|
Texto Anterior | Próximo Texto | Índice
DEPOIMENTO
"Foi como se eu tivesse sido acordado por um tsunami"
EDGARD ALVES
DA REDAÇÃO
O MUNDO GIROU rápido
na cabeça, como se eu
tivesse sido acordado
por um tsunami. Eram 4h da
madrugada, de uma das noites
quentes deste verão. Grogue de
sono, despertado pelo telefone,
corri para a sala para atender.
Primeiro, o sinal de ligação a
cobrar aumentou a tensão. Afinal, em casa, é inusual ligação
nesse horário. A cobrar, coisa
boa não deve ser. O motivo deveria ser grave, notícia ruim.
Bêbado de sono, a zonzeira
faz o sinalzinho da operadora
parecer eterno, embora não
passe de pouquíssimos segundos. A sensação é que tudo está
errado, confuso. Aí vem a tortura, em dois atos.
"Pai, fui seqüestrado. Fui seqüestrado, pai. Me salva, pai."
Naquela confusão mental,
sem nada entender, e querendo
entender, a reação de pai, distante dos filhos em viagem.

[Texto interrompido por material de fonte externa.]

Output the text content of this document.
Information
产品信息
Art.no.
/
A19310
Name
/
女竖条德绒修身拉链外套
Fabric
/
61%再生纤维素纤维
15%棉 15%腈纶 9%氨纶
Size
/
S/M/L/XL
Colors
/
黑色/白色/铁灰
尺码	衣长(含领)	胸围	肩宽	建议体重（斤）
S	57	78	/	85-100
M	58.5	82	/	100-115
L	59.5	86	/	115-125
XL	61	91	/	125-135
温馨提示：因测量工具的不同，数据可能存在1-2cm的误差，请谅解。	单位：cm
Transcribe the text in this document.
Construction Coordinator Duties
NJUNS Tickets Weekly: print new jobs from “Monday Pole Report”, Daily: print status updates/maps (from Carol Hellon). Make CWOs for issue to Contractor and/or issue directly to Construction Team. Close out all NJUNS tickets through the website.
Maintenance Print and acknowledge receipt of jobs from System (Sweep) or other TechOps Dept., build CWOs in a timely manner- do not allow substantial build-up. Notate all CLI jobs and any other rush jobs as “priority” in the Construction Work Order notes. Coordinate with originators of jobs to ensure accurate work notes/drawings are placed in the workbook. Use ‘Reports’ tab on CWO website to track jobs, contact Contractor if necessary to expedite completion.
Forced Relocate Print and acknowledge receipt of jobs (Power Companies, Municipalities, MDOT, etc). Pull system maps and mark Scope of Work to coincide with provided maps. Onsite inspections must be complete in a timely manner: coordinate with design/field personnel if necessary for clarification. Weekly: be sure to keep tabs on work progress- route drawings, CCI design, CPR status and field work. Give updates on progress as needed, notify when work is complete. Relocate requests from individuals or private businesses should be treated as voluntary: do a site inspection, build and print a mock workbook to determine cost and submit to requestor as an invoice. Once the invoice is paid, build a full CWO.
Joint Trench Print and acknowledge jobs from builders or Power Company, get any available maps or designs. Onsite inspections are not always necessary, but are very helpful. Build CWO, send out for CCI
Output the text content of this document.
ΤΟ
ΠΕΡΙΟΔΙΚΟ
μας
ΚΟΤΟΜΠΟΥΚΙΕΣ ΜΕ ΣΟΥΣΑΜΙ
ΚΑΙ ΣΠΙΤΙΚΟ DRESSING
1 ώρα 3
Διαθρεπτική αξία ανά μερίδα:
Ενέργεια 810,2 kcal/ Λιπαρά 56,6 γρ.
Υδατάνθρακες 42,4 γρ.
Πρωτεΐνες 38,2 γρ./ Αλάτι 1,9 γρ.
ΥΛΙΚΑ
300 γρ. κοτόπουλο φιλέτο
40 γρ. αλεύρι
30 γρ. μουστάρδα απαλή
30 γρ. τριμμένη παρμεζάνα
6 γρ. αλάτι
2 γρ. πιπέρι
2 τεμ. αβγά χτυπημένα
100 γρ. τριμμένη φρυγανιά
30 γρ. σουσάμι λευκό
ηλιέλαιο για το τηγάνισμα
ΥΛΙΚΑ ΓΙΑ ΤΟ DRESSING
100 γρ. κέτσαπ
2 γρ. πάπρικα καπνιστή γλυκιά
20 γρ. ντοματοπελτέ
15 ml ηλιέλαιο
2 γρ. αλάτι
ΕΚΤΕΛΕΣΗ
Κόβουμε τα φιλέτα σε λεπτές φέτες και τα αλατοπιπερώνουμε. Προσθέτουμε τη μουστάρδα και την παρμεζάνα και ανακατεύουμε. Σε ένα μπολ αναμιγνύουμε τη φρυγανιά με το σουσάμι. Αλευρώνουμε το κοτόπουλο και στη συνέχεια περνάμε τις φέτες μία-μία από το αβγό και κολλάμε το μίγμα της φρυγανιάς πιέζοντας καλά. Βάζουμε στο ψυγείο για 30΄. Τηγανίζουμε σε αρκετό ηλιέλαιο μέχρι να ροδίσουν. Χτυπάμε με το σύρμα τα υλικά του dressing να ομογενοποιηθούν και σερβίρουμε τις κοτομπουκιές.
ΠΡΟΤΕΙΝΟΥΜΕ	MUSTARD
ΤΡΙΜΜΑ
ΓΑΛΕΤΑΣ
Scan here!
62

"Caaaalma, filho! Caaaalma,
filho! Leandro, caaaalma filho!
Leandro, o que aconteceu? Onde você está? Fique calmo e
converse comigo."
Os golpistas já tinham um
nome. Não sei dizer se usaram.
Certa vez li algo que contava
como teria sido o susto de um
japonês que apertou o botão da
descarga do vaso sanitário de
sua casa no exato momento em
que a bomba explodiu em
Hiroshima. Entendi qual teria
sido o susto do cidadão.
A partir daí começou o segundo ato. O bandido, com voz
de bandido de cinema, entra na
linha. "Estamos com o seu filho
e queremos dinheiro para soltá-lo. Nosso alvo não era ele,
era o filho de um empresário,
foi engano, mas seu filho viu
nosso rosto. Agora, precisamos
de dinheiro. Quanto você pode
dar? Qual é a marca do seu carro? E o da sua mulher?"
E as ameaças seguiram: "Não
fale com mais ninguém. Se ligar
para a polícia, matamos. Estouramos os miolos dele. Não temos tempo. Fale quanto você
pode dar."
Diante da negativa da disponibilidade de fundos, as ameaças, repetidas inúmeras vezes e
em locução rápida, sobem o
tom. "Vamos estourar o miolo
dele. Quanto você pode dar?
Vamos matá-lo."
Negociei, ganhando tempo,
até acordar o vizinho do apartamento ao lado. Enquanto ouvia
os gritos do outro lado da linha,
escrevi que solicitasse ajuda da
polícia. A resposta da PM, após
breve relato do vizinho: "Se foi
ligação a cobrar é trote; tem
acontecido muito. Não podemos grampear a ligação. Com
certeza, é trote".
Mesmo assim, já ciente da informação da PM, mantive um
pouco mais a negociação. E a ligação foi encerrada com as instruções: "Arrume o dinheiro:
R$ 10 mil. Isso você pode. Às
10h ligaremos para acertar o
que deve ser feito. Não fale com
a polícia nem com ninguém senão ele morre."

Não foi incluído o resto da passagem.